I used replication a lot for about 7 years. This was all transactional replication, except for some(very little) ad-hoc snapshot replication. It certainly had some defects. I called it fragile, rather than brittle, because when it broke one generally didn't have to clean up the mess and start again from creating publications and subscriptions, one just had to mess about a bit and then get it going again, which only rarely would require even reinitialising a subscription. For many problems it was possible to write monitoring software to detect them and do the mesing about and restart (not reinitialise) a subscription - of course that had to be monitored to make sure that it didn't just keep trying again. But there were some really nasty bugs. MS may have fixed them in later versions - I never used replication on anything later than SQL 2000, except for some quick and dirty checks that what we had done before on 2000 would still work on 2008 - but I suspect not. As well as teh bugs, it was harder to use and manage than it ought to have been; and from what I've seen (and from Steve's article) it seems that MS hasn't done anything to make it easier. That's not a good thing. The documentation was prety terible too, but that may for all I know have improved.

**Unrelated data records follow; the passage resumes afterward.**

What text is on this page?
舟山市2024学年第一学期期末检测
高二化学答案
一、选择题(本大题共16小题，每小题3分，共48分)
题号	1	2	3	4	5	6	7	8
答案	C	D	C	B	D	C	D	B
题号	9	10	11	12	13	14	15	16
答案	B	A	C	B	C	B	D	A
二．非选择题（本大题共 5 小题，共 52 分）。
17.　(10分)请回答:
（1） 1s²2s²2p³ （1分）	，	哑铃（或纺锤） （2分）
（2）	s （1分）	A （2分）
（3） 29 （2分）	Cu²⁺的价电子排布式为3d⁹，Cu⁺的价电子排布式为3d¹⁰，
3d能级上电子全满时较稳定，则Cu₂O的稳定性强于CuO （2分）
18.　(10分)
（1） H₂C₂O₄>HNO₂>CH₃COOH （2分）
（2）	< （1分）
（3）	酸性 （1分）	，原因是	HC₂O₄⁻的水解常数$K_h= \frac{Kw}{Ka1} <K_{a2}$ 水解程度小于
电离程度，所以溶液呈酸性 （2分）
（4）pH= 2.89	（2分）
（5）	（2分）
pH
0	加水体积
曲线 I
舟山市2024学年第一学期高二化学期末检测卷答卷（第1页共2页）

But although replication has not improved as fast as MS's customers would like, MS does a lot better at improving hings than some other software suppliers. I remember one product from CISCO that incorporated MSDTC (the SQL 2000 name for SQL Express without tools). Not only did CISCO not provide enhancements, they didn't fix bugs; and they built the thing in such a way that it was impossible to apply MS's fixes to SQL Server, which was a big problem for anyone who used it. My big problem was that the envirenment in which user software added to the thing had to run had race conditions that were not resolvable in the user software, and CISCO was not going to fix them. But for some of its users perhaps it was an especially big problem early in 2003 when this malware
hit the internet, and owners of that product couldn't apply the fix MS provided because they were stuck with SQL Server 2000 RTM and no subsequent SP or fix could be applied. I saw similar (perhaps not as extreme as that one) problems with other products too. So let's not get too upset with MS about not improving everything, some others are worse.